Things were coming. The following week "the booming editor"
brought in a printing-press and started a paper. An enterprising
Hoosier soon established a brick-plant. A geologist--Hale's
predecessor in Lonesome Cove--made the Gap his headquarters, and
one by one the vanguard of engineers, surveyors, speculators and
coalmen drifted in. The wings of progress began to sprout, but the
new town-constable soon tendered his resignation with informality
and violence. He had arrested a Falin, whose companions
straightway took him from custody and set him free. Straightway
the constable threw his pistol and badge of office to the ground.

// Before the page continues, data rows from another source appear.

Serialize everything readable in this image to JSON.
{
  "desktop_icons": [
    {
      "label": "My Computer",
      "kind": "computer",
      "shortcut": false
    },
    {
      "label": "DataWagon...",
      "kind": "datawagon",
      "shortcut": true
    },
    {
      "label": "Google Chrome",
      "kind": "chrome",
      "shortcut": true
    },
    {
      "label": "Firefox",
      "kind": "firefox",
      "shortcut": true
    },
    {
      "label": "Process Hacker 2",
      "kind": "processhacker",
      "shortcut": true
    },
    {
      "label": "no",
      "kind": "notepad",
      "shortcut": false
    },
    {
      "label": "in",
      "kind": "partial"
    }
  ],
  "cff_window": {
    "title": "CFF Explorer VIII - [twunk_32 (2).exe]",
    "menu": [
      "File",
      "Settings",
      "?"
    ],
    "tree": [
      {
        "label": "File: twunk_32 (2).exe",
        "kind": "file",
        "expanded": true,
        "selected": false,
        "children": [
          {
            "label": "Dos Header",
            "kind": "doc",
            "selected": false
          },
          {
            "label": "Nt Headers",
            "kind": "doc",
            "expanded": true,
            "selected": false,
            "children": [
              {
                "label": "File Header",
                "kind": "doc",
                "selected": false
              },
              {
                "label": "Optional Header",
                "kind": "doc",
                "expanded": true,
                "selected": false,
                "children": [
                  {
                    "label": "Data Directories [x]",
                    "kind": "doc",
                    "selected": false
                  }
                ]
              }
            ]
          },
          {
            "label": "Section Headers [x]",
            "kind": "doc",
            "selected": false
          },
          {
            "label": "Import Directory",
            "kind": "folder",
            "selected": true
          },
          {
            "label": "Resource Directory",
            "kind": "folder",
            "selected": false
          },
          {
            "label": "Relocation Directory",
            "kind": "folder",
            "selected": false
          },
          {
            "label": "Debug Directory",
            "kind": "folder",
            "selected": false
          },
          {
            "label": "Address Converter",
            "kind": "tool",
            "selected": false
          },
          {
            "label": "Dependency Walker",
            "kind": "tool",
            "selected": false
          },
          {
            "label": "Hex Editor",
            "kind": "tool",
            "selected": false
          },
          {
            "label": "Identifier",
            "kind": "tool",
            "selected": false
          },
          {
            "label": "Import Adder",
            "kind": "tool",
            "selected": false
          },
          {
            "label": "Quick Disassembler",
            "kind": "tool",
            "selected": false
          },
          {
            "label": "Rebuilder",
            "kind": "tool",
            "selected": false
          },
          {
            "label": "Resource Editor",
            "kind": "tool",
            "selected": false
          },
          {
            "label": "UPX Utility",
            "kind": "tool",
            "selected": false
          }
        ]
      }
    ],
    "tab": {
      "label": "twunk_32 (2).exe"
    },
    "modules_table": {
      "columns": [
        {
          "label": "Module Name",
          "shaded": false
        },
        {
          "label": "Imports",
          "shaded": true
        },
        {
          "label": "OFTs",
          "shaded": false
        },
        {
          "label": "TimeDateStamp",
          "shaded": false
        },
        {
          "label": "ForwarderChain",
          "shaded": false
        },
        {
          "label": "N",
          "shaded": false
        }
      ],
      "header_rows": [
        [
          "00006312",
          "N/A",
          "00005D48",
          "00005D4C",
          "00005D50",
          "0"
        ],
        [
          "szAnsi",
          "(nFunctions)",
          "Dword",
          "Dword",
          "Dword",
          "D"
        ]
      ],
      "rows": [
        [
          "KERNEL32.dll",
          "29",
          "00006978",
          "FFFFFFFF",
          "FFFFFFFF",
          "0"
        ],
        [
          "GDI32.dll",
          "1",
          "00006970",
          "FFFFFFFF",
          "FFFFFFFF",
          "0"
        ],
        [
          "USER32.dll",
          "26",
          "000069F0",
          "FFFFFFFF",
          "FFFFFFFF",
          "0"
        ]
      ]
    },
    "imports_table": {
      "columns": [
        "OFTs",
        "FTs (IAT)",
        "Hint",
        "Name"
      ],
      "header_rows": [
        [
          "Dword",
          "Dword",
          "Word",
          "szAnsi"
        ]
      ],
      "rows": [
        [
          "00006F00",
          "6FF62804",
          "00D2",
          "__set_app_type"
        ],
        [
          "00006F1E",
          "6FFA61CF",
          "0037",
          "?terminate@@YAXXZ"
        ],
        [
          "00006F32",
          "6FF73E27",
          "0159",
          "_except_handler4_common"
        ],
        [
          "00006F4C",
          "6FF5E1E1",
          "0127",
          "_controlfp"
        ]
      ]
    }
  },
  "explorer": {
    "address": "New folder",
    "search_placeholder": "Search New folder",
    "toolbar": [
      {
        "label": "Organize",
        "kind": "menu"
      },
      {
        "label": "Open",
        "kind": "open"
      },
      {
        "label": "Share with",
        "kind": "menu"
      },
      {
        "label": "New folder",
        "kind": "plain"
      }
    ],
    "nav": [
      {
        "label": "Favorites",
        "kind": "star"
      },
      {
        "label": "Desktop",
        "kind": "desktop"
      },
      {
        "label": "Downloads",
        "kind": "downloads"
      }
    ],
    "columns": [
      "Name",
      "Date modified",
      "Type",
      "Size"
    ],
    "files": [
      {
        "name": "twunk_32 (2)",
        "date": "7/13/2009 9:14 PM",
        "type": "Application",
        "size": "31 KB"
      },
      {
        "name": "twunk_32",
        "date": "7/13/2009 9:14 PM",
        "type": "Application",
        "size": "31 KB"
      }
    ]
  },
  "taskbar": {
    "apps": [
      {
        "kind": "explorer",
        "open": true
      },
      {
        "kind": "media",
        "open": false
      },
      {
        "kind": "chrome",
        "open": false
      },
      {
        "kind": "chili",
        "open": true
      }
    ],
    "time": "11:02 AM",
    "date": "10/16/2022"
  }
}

"I've fit an' I've hollered fer help," he shouted, almost crying
with rage, "an' I've fit agin. Now this town can go to hell": and
he picked up his pistol but left his symbol of law and order in
the dust. Next morning there was a new constable, and only that
afternoon when Hale stepped into the Ludlow Brothers' store he
found the constable already busy. A line of men with revolver or
knife in sight was drawn up inside with their backs to Hale, and
beyond them he could see the new constable with a man under
arrest. Hale had not forgotten his promise to himself and he began
now:

"Come on," he called quietly, and when the men turned at the sound
of his voice, the constable, who was of sterner stuff than his
predecessor, pushed through them, dragging his man after him.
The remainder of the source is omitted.